L’année de la consécration ?

La Scuderia Ferrari a levé le voile sur sa nouvelle monoplace pour la saison 2026 de Formule 1, la SF‑26, et elle marque un changement visuel important tout en puisant dans l’histoire riche de l’écurie italienne. La monoplace de 2026 ressemble à la F2004 de Michael Schumacher et de Rubens Barrichello.

Une livrée inspirée du passé mais tournée vers l’avenir

La livrée de la Ferrari SF‑26 conserve évidemment le célèbre “Rosso Scuderia”, ce rouge emblématique que les tifosi reconnaissent instantanément sur la grille du championnat du monde. Cette saison, Ferrari a choisi un rouge légèrement plus clair et plus brillant, accompagné de zones blanches autour du cockpit et du capot, ce qui donne à la voiture un look à la fois classique et moderne.

Ce mélange rappelle certains éléments des livrées historiques, notamment celle de la Ferrari 312 T de Niki Lauda en 1975, une voiture qui avait ramené des titres après une période difficile pour l’équipe ou à la F2004. Ces références visuelle pourrait ne pas être un hasard, tant l’équipe espère faire de 2026 une année charnière dans sa quête de succès.

Une équipe mythique mais en manque de titres

Ferrari est sans conteste l’écurie la plus mythique de l’histoire de la Formule 1, présente depuis les débuts du championnat en 1950 et auréolée de nombreux titres pilotes et constructeurs. Cependant, le dernier titre constructeur remonte à 2008 et le dernier titre pilote à 2007, avec Kimi Räikkönen au volant.

Depuis près de 19 ans, les tifosi attendent donc un retour triomphal au sommet. Malgré des monoplaces souvent rapides et de nombreux podiums, Ferrari n’a pas réussi à décrocher de trophée majeur ces dernières années, ce qui alimente un mélange d’espoir et de pression autour de cette saison 2026.

2026 : l’année de la consécration ?

Avec les règlements techniques totalement revus pour 2026, incluant une refonte complète des châssis et moteurs, la grille de départ pourrait être plus incertaine que jamais, offrant à Ferrari une opportunité unique de rebattre les cartes. Ces changements profonds ont déjà été comparés à des révolutions passées qui ont chamboulé le sport, comme lorsque Brawn GP avait dominé en 2009.

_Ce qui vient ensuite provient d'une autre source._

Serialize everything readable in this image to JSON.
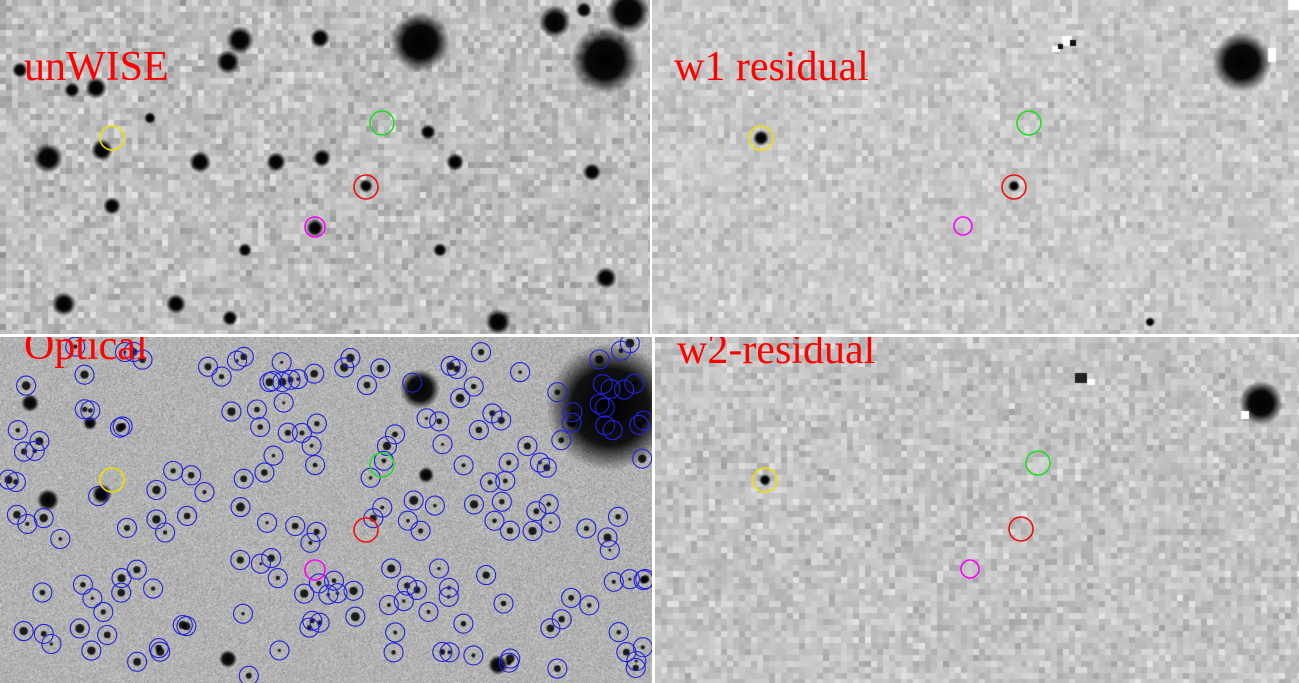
{
  "panels": {
    "unwise": {
      "label": "unWISE"
    },
    "w1": {
      "label": "w1 residual"
    },
    "optical": {
      "label": "Optical"
    },
    "w2": {
      "label": "w2-residual"
    }
  },
  "marker_colors": {
    "yellow": "#f0e000",
    "green": "#22dd22",
    "red": "#ee1111",
    "magenta": "#ff00ff",
    "blue": "#2222dd"
  },
  "label_color": "#ff0000"
}
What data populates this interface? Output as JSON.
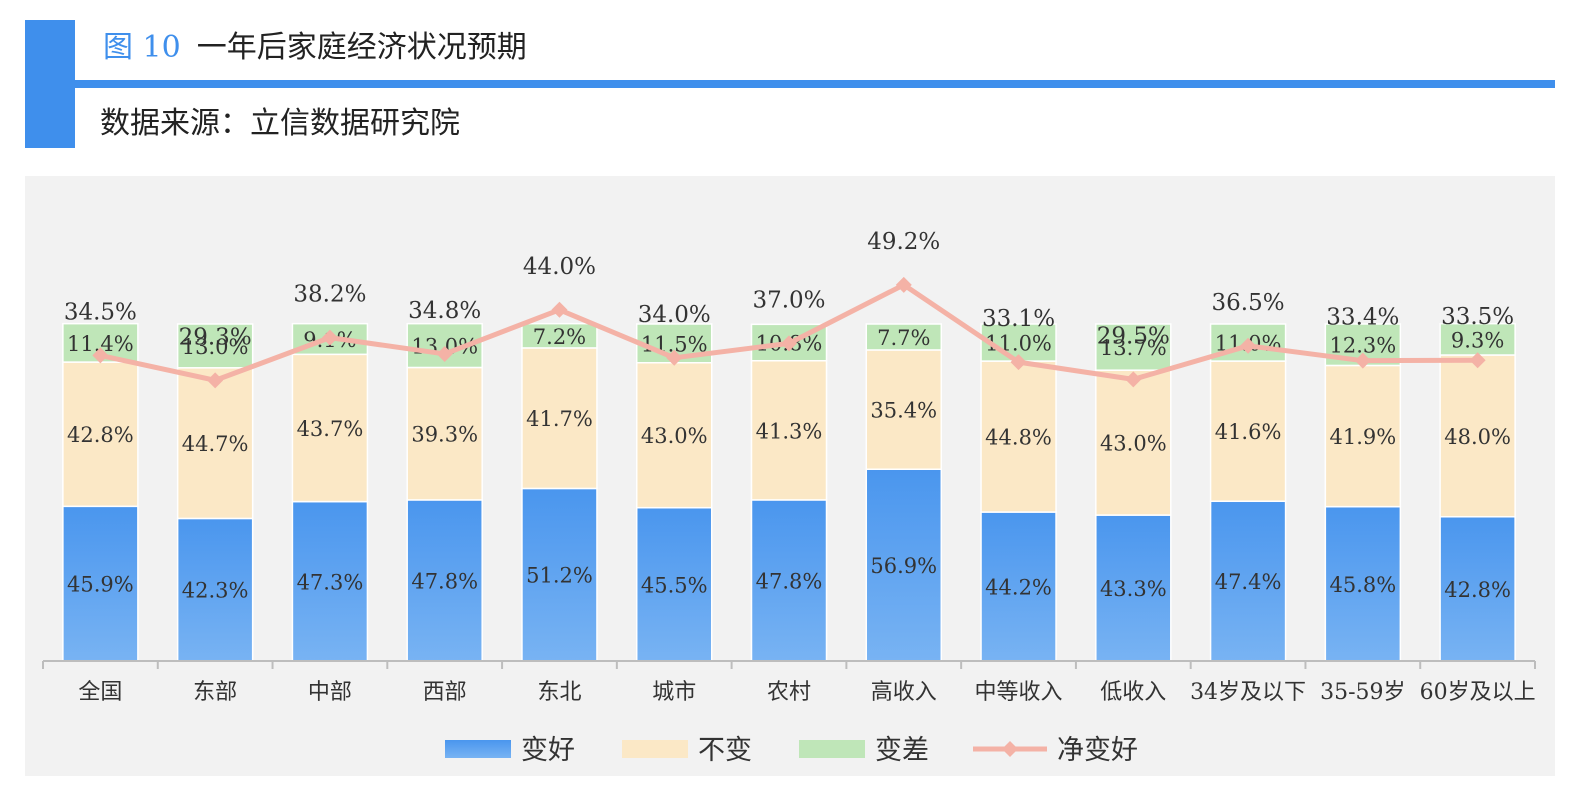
{
  "header": {
    "figure_number": "图 10",
    "title": "一年后家庭经济状况预期",
    "source": "数据来源：立信数据研究院"
  },
  "colors": {
    "accent": "#3f8fec",
    "better": "#4a96ee",
    "better_light": "#78b3f3",
    "same": "#fbe8c6",
    "worse": "#bfe6b8",
    "net": "#f4b2a6"
  },
  "chart_data": {
    "type": "bar",
    "stacked": true,
    "categories": [
      "全国",
      "东部",
      "中部",
      "西部",
      "东北",
      "城市",
      "农村",
      "高收入",
      "中等收入",
      "低收入",
      "34岁及以下",
      "35-59岁",
      "60岁及以上"
    ],
    "series": [
      {
        "name": "变好",
        "type": "bar",
        "values": [
          45.9,
          42.3,
          47.3,
          47.8,
          51.2,
          45.5,
          47.8,
          56.9,
          44.2,
          43.3,
          47.4,
          45.8,
          42.8
        ]
      },
      {
        "name": "不变",
        "type": "bar",
        "values": [
          42.8,
          44.7,
          43.7,
          39.3,
          41.7,
          43.0,
          41.3,
          35.4,
          44.8,
          43.0,
          41.6,
          41.9,
          48.0
        ]
      },
      {
        "name": "变差",
        "type": "bar",
        "values": [
          11.4,
          13.0,
          9.1,
          13.0,
          7.2,
          11.5,
          10.8,
          7.7,
          11.0,
          13.7,
          11.0,
          12.3,
          9.3
        ]
      },
      {
        "name": "净变好",
        "type": "line",
        "values": [
          34.5,
          29.3,
          38.2,
          34.8,
          44.0,
          34.0,
          37.0,
          49.2,
          33.1,
          29.5,
          36.5,
          33.4,
          33.5
        ]
      }
    ],
    "unit": "%",
    "legend_position": "bottom",
    "grid": false
  }
}
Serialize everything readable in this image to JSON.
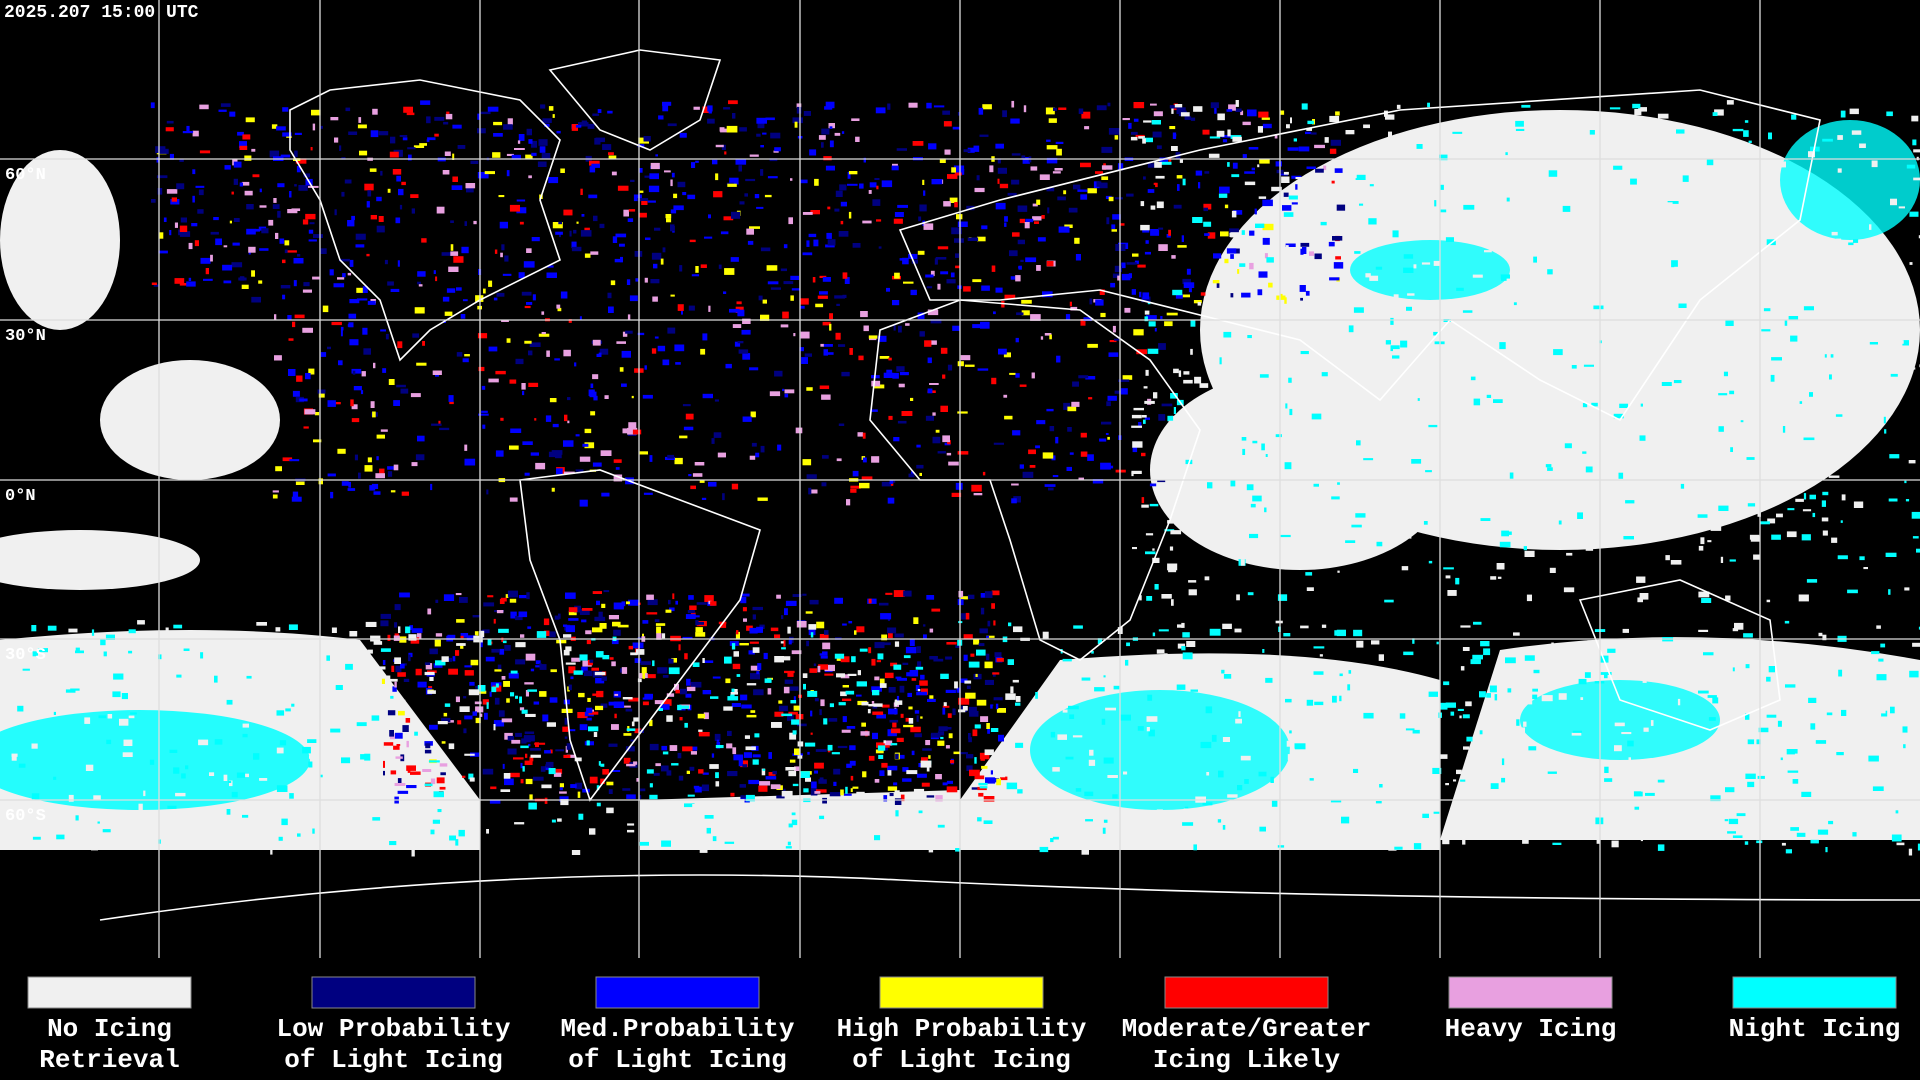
{
  "header": {
    "timestamp": "2025.207 15:00 UTC"
  },
  "map": {
    "latitude_labels": [
      "60°N",
      "30°N",
      "0°N",
      "30°S",
      "60°S"
    ]
  },
  "legend": [
    {
      "label": [
        "No Icing",
        "Retrieval"
      ],
      "color": "#f0f0f0"
    },
    {
      "label": [
        "Low Probability",
        "of Light Icing"
      ],
      "color": "#000080"
    },
    {
      "label": [
        "Med.Probability",
        "of Light Icing"
      ],
      "color": "#0000ff"
    },
    {
      "label": [
        "High Probability",
        "of Light Icing"
      ],
      "color": "#ffff00"
    },
    {
      "label": [
        "Moderate/Greater",
        "Icing Likely"
      ],
      "color": "#ff0000"
    },
    {
      "label": [
        "Heavy Icing",
        ""
      ],
      "color": "#e8a0e0"
    },
    {
      "label": [
        "Night Icing",
        ""
      ],
      "color": "#00ffff"
    }
  ]
}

Le duo Charles Leclerc et Lewis Hamilton constitue un mélange d’audace locale et d’expérience internationale. Hamilton, septuple champion du monde, n’a pour l’instant pas encore trouvé ses marques chez Ferrari et espère que 2026 sera la saison où tout s’alignera.

De son côté, Leclerc pousse pour une évolution positive après des saisons en dents de scie, faisant de cette année un moment déterminant pour l’avenir de la Scuderia.

Un espoir teinté de pression

2026 pourrait bien être l’année de la consécration pour Ferrari, à condition que la SF‑26 soit compétitive face à une concurrence désormais féroce. L’équipe la plus légendaire du sport n’a jamais cessé de battre dans le cœur des fans, même sans titres récents. Aujourd’hui, la livrée Ferrari mélange histoire, élégance et ambition, et représente plus qu’un simple style : elle est le symbole d’un espoir de victoire après presque deux décennies de longues attentes.